Cette technique, à première vue anodine, exige néanmoins du courage. Car s’il est aisé d’accuser, il est bien plus difficile de se dévoiler, d’exprimer cette part de soi souvent tue par pudeur ou par crainte du jugement.
Prenons un exemple concret. Imaginons que j’ai rendez-vous avec une personne qui m’est chère. Elle arrive en retard de trente minutes. Ce retard est d’autant plus dommageable que le temps nous est compté : je dois prendre le dernier train du soir, et nous n’aurons pas le loisir de mener à bien ce que nous avions projeté. Intérieurement, je sens l’orage gronder : je me dis qu’il ne me respecte pas, que son attitude est inadmissible, qu’il aurait pu me prévenir… En somme, je me sens blessé et ma confiance en lui vacille.
Et pourtant, lorsqu’il arrive, tout ce qu’il dit est un simple « Désolé pour mon retard. »

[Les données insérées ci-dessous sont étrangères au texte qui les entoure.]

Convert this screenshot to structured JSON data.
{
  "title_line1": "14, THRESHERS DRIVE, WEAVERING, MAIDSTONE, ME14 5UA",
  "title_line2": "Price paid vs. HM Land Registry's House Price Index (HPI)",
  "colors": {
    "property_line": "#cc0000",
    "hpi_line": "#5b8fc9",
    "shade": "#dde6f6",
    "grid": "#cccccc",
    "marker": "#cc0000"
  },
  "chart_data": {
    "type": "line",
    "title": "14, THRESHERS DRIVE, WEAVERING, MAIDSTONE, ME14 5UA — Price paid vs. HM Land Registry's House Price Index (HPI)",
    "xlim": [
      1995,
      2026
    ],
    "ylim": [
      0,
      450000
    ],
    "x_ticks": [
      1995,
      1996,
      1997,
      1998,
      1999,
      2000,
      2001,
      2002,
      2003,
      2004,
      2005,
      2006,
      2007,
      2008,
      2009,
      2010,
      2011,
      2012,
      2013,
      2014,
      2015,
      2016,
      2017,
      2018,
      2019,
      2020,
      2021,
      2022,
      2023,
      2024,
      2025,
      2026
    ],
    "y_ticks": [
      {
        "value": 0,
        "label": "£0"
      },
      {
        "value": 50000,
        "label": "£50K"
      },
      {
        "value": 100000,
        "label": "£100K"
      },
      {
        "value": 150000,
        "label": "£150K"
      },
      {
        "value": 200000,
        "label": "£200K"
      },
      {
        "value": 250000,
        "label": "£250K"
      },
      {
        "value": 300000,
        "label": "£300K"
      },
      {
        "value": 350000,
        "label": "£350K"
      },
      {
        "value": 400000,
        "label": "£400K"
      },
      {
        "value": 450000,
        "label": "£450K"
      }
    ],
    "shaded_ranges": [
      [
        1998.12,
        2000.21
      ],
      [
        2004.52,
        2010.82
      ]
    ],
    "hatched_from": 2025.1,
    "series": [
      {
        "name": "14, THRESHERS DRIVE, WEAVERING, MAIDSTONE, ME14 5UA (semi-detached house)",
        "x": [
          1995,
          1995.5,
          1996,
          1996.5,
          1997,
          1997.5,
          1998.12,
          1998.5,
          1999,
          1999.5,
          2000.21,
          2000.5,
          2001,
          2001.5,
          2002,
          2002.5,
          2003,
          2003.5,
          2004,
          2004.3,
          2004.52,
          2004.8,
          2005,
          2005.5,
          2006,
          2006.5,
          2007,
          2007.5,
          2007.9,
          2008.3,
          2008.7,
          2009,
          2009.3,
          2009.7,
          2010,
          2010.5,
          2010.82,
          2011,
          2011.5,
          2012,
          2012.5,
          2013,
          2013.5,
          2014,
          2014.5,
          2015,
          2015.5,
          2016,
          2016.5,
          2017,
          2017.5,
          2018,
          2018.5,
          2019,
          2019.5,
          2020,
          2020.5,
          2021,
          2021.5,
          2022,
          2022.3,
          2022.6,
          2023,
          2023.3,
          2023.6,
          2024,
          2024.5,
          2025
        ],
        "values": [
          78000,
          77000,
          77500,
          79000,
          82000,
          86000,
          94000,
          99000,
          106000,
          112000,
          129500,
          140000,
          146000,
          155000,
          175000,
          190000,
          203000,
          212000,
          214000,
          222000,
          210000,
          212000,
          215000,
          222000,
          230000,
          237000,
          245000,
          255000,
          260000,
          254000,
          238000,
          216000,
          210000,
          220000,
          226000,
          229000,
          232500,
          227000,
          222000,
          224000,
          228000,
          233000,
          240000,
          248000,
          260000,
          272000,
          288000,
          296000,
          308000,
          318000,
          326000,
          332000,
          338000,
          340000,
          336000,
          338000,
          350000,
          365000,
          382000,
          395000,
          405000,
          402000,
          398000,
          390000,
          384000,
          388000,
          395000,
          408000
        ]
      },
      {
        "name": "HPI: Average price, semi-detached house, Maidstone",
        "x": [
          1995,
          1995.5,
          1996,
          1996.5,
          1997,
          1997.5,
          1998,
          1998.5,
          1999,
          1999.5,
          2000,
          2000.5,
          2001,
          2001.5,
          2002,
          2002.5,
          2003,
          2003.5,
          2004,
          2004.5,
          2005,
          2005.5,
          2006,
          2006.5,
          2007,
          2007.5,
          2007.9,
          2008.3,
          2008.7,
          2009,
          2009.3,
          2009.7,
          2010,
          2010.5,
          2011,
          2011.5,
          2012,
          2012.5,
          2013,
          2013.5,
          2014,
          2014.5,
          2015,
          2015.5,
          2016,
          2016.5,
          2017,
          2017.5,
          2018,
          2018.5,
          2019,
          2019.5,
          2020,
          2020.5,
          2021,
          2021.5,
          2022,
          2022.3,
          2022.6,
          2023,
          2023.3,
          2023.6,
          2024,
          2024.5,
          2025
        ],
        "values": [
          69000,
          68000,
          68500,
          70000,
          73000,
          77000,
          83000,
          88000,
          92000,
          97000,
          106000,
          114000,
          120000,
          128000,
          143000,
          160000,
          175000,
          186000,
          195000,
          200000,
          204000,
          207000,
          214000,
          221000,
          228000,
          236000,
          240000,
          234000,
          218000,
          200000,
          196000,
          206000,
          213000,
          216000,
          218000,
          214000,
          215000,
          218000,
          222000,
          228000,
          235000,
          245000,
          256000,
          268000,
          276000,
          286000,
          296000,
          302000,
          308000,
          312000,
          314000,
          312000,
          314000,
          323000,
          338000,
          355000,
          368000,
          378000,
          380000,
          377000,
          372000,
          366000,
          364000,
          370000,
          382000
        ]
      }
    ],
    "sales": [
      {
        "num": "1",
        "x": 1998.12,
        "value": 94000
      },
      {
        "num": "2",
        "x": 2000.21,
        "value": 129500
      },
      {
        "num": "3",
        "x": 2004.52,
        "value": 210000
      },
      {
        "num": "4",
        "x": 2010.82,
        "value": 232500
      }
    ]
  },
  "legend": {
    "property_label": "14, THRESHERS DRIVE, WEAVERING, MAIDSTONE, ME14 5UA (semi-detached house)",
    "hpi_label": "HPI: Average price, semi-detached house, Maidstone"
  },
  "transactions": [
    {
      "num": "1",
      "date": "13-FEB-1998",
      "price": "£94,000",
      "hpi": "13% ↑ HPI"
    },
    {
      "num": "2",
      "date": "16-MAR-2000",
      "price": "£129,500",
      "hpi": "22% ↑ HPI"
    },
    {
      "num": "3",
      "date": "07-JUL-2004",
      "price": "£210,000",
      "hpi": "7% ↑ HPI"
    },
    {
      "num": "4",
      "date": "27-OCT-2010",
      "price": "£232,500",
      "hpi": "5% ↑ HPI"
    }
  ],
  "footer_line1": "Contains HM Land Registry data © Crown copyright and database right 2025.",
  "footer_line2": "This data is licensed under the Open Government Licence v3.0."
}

C’est ici que la méthode du « je » trouve tout son sens, si je souhaite préserver la relation tout en apaisant ce tumulte intérieur. Plutôt que de le fustiger ou de ravaler ma rancœur, je prends une grande inspiration, me recentre sur le présent, en pensant aux conséquences futures de mes paroles. Je me redresse, plante solidement mes pieds au sol, et dans un ton calme, mais ferme, je dis, au choix :
- « Je suis ennuyé par ce retard. »
- « Je suis ennuyé par ce retard, d’autant plus que j’ai un train à prendre dans une heure. »
- « J’ai du mal à accepter les retards. »
- « J’ai peur que ce retard se répète à l’avenir. »
- « J’ai l’impression d’être ignoré en cas de retard. »
L’essence de ces propositions réside dans le fait qu’elles me permettent d’exprimer ce que je ressens, sans pour autant juger ou condamner. Il ne s’agit pas ici de moraliser, de culpabiliser ou de manipuler, mais simplement de dire « je », de parler en mon propre nom.
À l’opposé, les options non-assertives abondent :
•Fuir : sourire et prétendre que « ce n’est pas grave ».
•Manipuler : « Je te croyais organisé, peut-être étais-je naïf ? »
•Attaquer : « Ton retard est scandaleux, tu n’es pas digne de confiance ! »
Je vous encourage vivement à mettre cette méthode à l’épreuve pendant une semaine. Essayez-la, voyez comment elle influe sur vos relations et votre propre bien-être. Puis, partagez vos observations, qu’elles soient sur vous-même ou sur ceux qui vous entourent. Car, en fin de compte, le « je » est une invitation à renouer avec l’autre sans se perdre soi-même.